# Thread: Volume of sphere with hole

1. ## Volume of sphere with hole

A hole of diameter d is drilled through a sphere of radius r in such a way that the axis of the hole passes through the centre of the sphere. Find the volume of the solid that remains.

I drew a picture of a sphere centred on the cartesian plane, with a hole going through its centre (in the shape of a cylinder).

I already knew that the volume of the sphere was $\frac {4}{3}\pi r^{3}$. I then worked out the volume of the hole (cylinder):
$
\int_{-r}^{r} \frac{1}{4}\pi d^{2}dy$

$= \frac{1}{2}\pi d^{2} r
$

Volume of solid remaining = $\frac {4}{3}\pi r^{3} - \frac{1}{2}\pi d^{2} r$

but the correct answer was $\frac{1}{6}\pi (4r^{2} - d^{2})^{\frac{3}{2}}$

I cant see where I went wrong cause surely the objective of this problem is to minus the hole (cylinder) from a sphere to get the remaining volume?

2. The volume subtracted out by drilling the hole is not precisely a cylinder, because a cylinder usually has flat ends. The material removed has curved ends (matches up with the sphere). So what do you get when you change this?

3. Very intresting problem. It sounds like Ackbeet is right in the fact that the figure removed is not
Spoiler:
only
a cylinder.

Good Luck!

4. Rather than subtracting the round-ended cylinder from the volume of the sphere, I think it's probably easier to set up the integral for the volume. You can use cylindrical shell elements of width $dx$, circumference $2 \pi x$, and height $2 \sqrt {R^2 - x^2}$, and integrate from x = d/2 to x = R.

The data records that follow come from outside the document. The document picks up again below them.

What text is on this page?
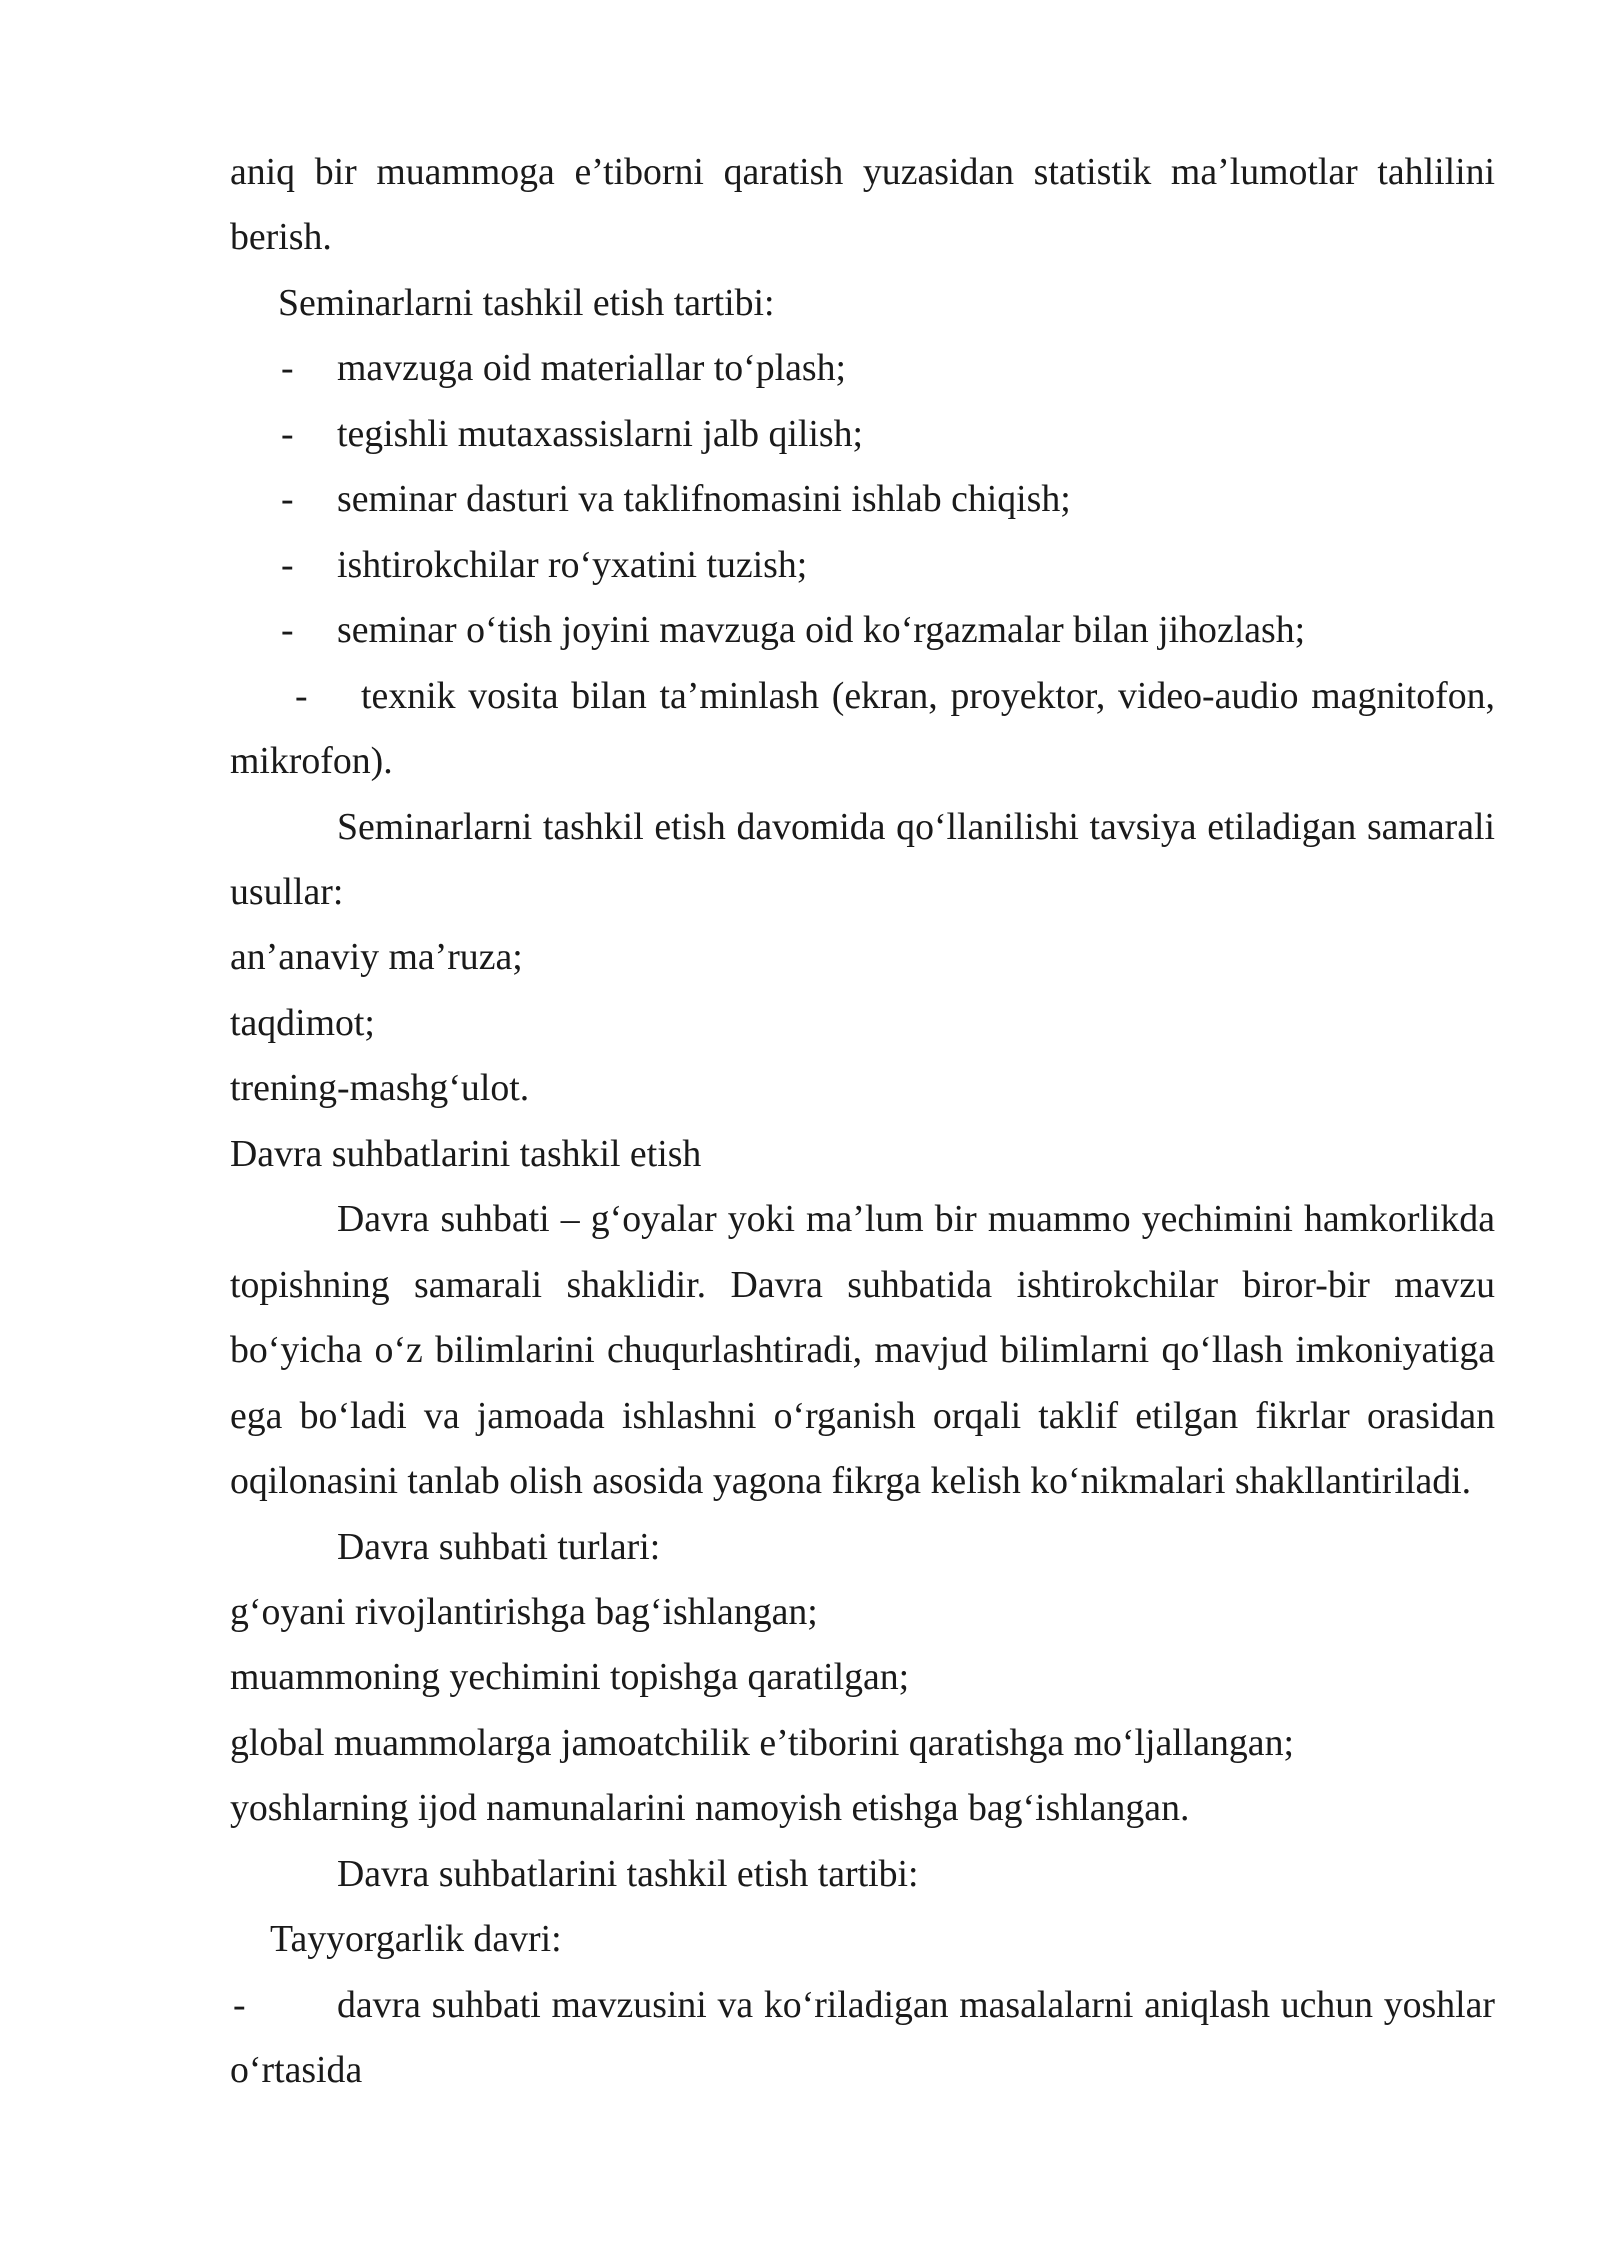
aniq bir muammoga e’tiborni qaratish yuzasidan statistik ma’lumotlar tahlilini
berish.
Seminarlarni tashkil etish tartibi:
- mavzuga oid materiallar to‘plash;
- tegishli mutaxassislarni jalb qilish;
- seminar dasturi va taklifnomasini ishlab chiqish;
- ishtirokchilar ro‘yxatini tuzish;
- seminar o‘tish joyini mavzuga oid ko‘rgazmalar bilan jihozlash;
- texnik vosita bilan ta’minlash (ekran, proyektor, video-audio magnitofon,
mikrofon).
Seminarlarni tashkil etish davomida qo‘llanilishi tavsiya etiladigan samarali
usullar:
an’anaviy ma’ruza;
taqdimot;
trening-mashg‘ulot.
Davra suhbatlarini tashkil etish
Davra suhbati – g‘oyalar yoki ma’lum bir muammo yechimini hamkorlikda
topishning samarali shaklidir. Davra suhbatida ishtirokchilar biror-bir mavzu
bo‘yicha o‘z bilimlarini chuqurlashtiradi, mavjud bilimlarni qo‘llash imkoniyatiga
ega bo‘ladi va jamoada ishlashni o‘rganish orqali taklif etilgan fikrlar orasidan
oqilonasini tanlab olish asosida yagona fikrga kelish ko‘nikmalari shakllantiriladi.
Davra suhbati turlari:
g‘oyani rivojlantirishga bag‘ishlangan;
muammoning yechimini topishga qaratilgan;
global muammolarga jamoatchilik e’tiborini qaratishga mo‘ljallangan;
yoshlarning ijod namunalarini namoyish etishga bag‘ishlangan.
Davra suhbatlarini tashkil etish tartibi:
Tayyorgarlik davri:
- davra suhbati mavzusini va ko‘riladigan masalalarni aniqlash uchun yoshlar
o‘rtasida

5. I got the integral $V=-2\pi\int_{r^{2}-\frac{d^{2}}{4}}^{0} \sqrt{u} du$ after making the substitution of $u=r^{2} - x^{2}$ then my final answer was:

$\frac{4}{3}\pi(r^{2}-\frac{d^{2}}{4})^{\frac{3}{2}}$. Did I do something wrong or is there any way to simplify it to $\frac{1}{6}\pi(4r^{2} -d^{2)^\frac{3}{2}$ ?

6. They are the same answer. Proof:

$\displaystyle{\frac{4}{3}\pi(r^{2}-\frac{d^{2}}{4})^{\frac{3}{2}}}$

$\displaystyle{=\frac{4}{3}\pi(4r^{2}-d^{2})^{\frac{3}{2}}\left(\frac{1}{4}\right)^{\fra c{3}{2}}}$

$\displaystyle{=\frac{4}{3}\pi(4r^{2}-d^{2})^{\frac{3}{2}}\,\frac{1}{4^{3/2}}}$

$\displaystyle{=\frac{1}{8}\,\frac{4}{3}\pi(4r^{2}-d^{2})^{\frac{3}{2}}}$

$\displaystyle{=\frac{1}{6}\pi(4r^{2}-d^{2})^{\frac{3}{2}}.}$